Cybersecurity Fight Moves to Senate

Legislative efforts to strengthen the nation's cyber defenses are shifting to the U.S. Senate after passage of a controversial bill by the House of Representatives.

The House on Thursday passed the Cyber Intelligence Sharing and Protection Act, or CISPA, by a vote of 288 to 127, which would authorize the National Security Agency and other intelligence agencies to share information about digital threats with owners of financial networks, energy grids and other critical infrastructure.

The legislation also would shield companies that exchange information with the government and one another from legal liability that many firms say currently deters such sharing.

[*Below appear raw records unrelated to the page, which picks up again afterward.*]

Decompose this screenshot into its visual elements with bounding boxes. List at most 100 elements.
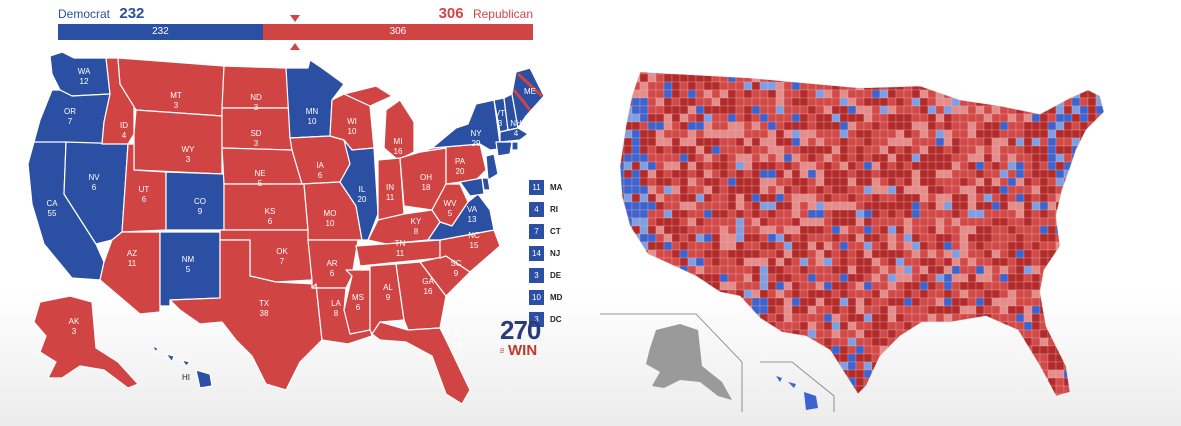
county-tile (687, 185, 697, 195)
small-state-md[interactable]: 10 MD (529, 288, 562, 307)
county-tile (608, 106, 616, 114)
county-tile (620, 377, 625, 387)
county-tile (935, 241, 945, 251)
county-tile (1079, 241, 1089, 251)
county-tile (927, 105, 937, 115)
small-state-ma[interactable]: 11 MA (529, 178, 562, 197)
county-tile (1095, 121, 1104, 131)
state-MA[interactable] (499, 127, 529, 143)
county-tile (983, 209, 993, 219)
county-tile (903, 345, 913, 355)
county-tile (631, 105, 641, 115)
state-AK[interactable] (33, 295, 139, 389)
county-tile (751, 113, 761, 123)
small-state-ri[interactable]: 4 RI (529, 200, 562, 219)
county-tile (1103, 265, 1104, 275)
state-FL[interactable] (371, 321, 471, 404)
county-tile (975, 105, 985, 115)
county-tile (620, 385, 625, 395)
state-TX[interactable] (169, 239, 323, 391)
county-tile (1023, 273, 1033, 283)
county-tile (687, 193, 697, 203)
label-UT: UT 6 (139, 185, 150, 204)
county-tile (1103, 153, 1104, 163)
small-state-ct[interactable]: 7 CT (529, 222, 562, 241)
county-tile (663, 177, 673, 187)
county-tile (871, 81, 881, 91)
county-tile (1015, 297, 1025, 307)
county-tile (847, 137, 857, 147)
democrat-count: 232 (119, 5, 145, 22)
county-tile (655, 185, 665, 195)
county-tile (1007, 72, 1017, 75)
county-tile (775, 89, 785, 99)
state-MD[interactable] (459, 177, 485, 197)
county-tile (727, 241, 737, 251)
county-tile (887, 225, 897, 235)
county-tile (711, 193, 721, 203)
county-tile (743, 273, 753, 283)
county-tile (1103, 177, 1104, 187)
state-HI[interactable] (151, 345, 213, 389)
county-tile (1087, 169, 1097, 179)
state-WY[interactable] (133, 109, 223, 175)
county-tile (711, 329, 721, 339)
state-NY[interactable] (431, 99, 509, 151)
county-tile (719, 153, 729, 163)
county-tile (727, 273, 737, 283)
county-tile (1031, 337, 1041, 347)
state-NJ[interactable] (485, 153, 499, 181)
county-tile (620, 121, 625, 131)
county-tile (919, 369, 929, 379)
county-tile (839, 345, 849, 355)
county-tile (951, 81, 961, 91)
state-CT[interactable] (495, 141, 513, 157)
county-tile (1015, 72, 1025, 75)
county-tile (623, 81, 633, 91)
county-tile (655, 281, 665, 291)
county-tile (608, 218, 616, 226)
county-tile (1007, 241, 1017, 251)
county-tile (743, 113, 753, 123)
county-tile (824, 402, 832, 410)
county-tile (919, 313, 929, 323)
state-MI[interactable] (343, 85, 415, 161)
county-tile (647, 177, 657, 187)
county-tile (831, 385, 841, 395)
county-tile (831, 129, 841, 139)
county-tile (991, 169, 1001, 179)
county-tile (623, 169, 633, 179)
county-tile (791, 145, 801, 155)
county-tile (624, 402, 632, 410)
county-tile (1047, 129, 1057, 139)
county-tile (727, 161, 737, 171)
county-tile (903, 337, 913, 347)
state-IL[interactable] (339, 139, 379, 241)
county-tile (943, 273, 953, 283)
county-tile (895, 273, 905, 283)
small-state-de[interactable]: 3 DE (529, 266, 562, 285)
county-tile (871, 281, 881, 291)
county-tile (679, 97, 689, 107)
county-tile (775, 121, 785, 131)
county-tile (935, 353, 945, 363)
county-tile (783, 105, 793, 115)
county-tile (719, 217, 729, 227)
county-tile (855, 289, 865, 299)
county-tile (911, 185, 921, 195)
county-tile (639, 169, 649, 179)
small-state-dc[interactable]: 3 DC (529, 310, 562, 329)
county-tile (967, 129, 977, 139)
county-tile (1031, 137, 1041, 147)
county-tile (999, 273, 1009, 283)
county-tile (608, 258, 616, 266)
county-tile (608, 162, 616, 170)
county-tile (887, 105, 897, 115)
label-AK: AK 3 (69, 317, 80, 336)
county-tile (759, 289, 769, 299)
state-MT[interactable] (117, 57, 225, 117)
state-RI[interactable] (511, 141, 519, 151)
state-AZ[interactable] (99, 231, 161, 315)
small-state-nj[interactable]: 14 NJ (529, 244, 562, 263)
county-tile (719, 105, 729, 115)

Senators said after the House vote on Thursday that legislation to bolster protections for critical infrastructure from cyber threats remains vital. However, the senators added they hope to hammer out an agreement on a bill that would address cyber threats while overcoming what opponents of CISPA say are the measure's shortcomings.

"Today's action in the House is important, even if CISPA's privacy protections are insufficient," Commerce Committee Chairman Jay Rockefeller, D-W.Va., said in a statement. There is too much at stake — our economic and national security — for Congress to fail to act."

Sen. Saxby Chambliss, R-Ga., the top Republican on the House Intelligence Committee, told The Hill he is working with Chairman Dianne Feinstein, D-Calif., on a bill to ease sharing of information about cyber threats but said the senators are "not there yet" on its completion.

The American Bankers Association and other business groups backed CISPA, which they say is needed to enable them to obtain timely information about cyber threats that they need to know.

Civil liberties groups charge that CISPA lacks safeguards to protect people's personal information. The White House has threatened to veto the measure, citing privacy concerns, but says it stands ready to work with Congress to pass a cybersecurity bill.

That means the legislative focus shifts to the Senate, which twice last year defeated a cybersecurity bill after business groups opposed it, citing concerns over the security of data and how companies were expected to handle security breaches.

In January, Rockefeller joined with Homeland Security Committee Chairman Tom Carper, D-Del., and Feinstein to propose a cybersecurity measure.

"I believe we can gain bipartisan agreement on bills that we can report out of our committees and allow [Majority Leader Harry Reid] to bring them to the Senate floor as early as possible," Rockefeller added.

Carper acknowledged efforts by the House to address privacy concerns in connection with CISPA, although he said he hopes to tighten privacy safeguards further in the Senate.

"My colleagues in the House have worked to address some of the concerns raised regarding CISPA — and I recognize and appreciate that effort — but there are still a number of issues that remain, particularly regarding privacy, as well as broader concerns about how to comprehensively address the cyber threat we face," Carper said in an e-mailed statement.

Carper added that the hopes "to be able to partner with my House colleagues in the coming weeks and months as we move forward with this important effort."

Critics of CISPA are turning their attention to the upper chamber too.

"We will work with Congress to make sure that the next version of information sharing legislation unequivocally resolves this issue, as well as tightens immunity provisions and protects personal information," Michelle Richardson, legislative counsel at the Washington, D.C. office of the American Civil Liberties Union, which opposed CISPA, said in a statement. "Cybersecurity can be done without sacrificing Americans' privacy online."

The Electronic Frontier Foundation, another opponent, sounded a similar note. "We're committed to taking this fight to the Senate and fighting to ensure no law which would be so detrimental to online privacy is passed on our watch," the group told supporters in a statement following the House vote.

Senate staff on Friday declined to speculate about the timing for action, which Rockefeller in January called a priority for this year.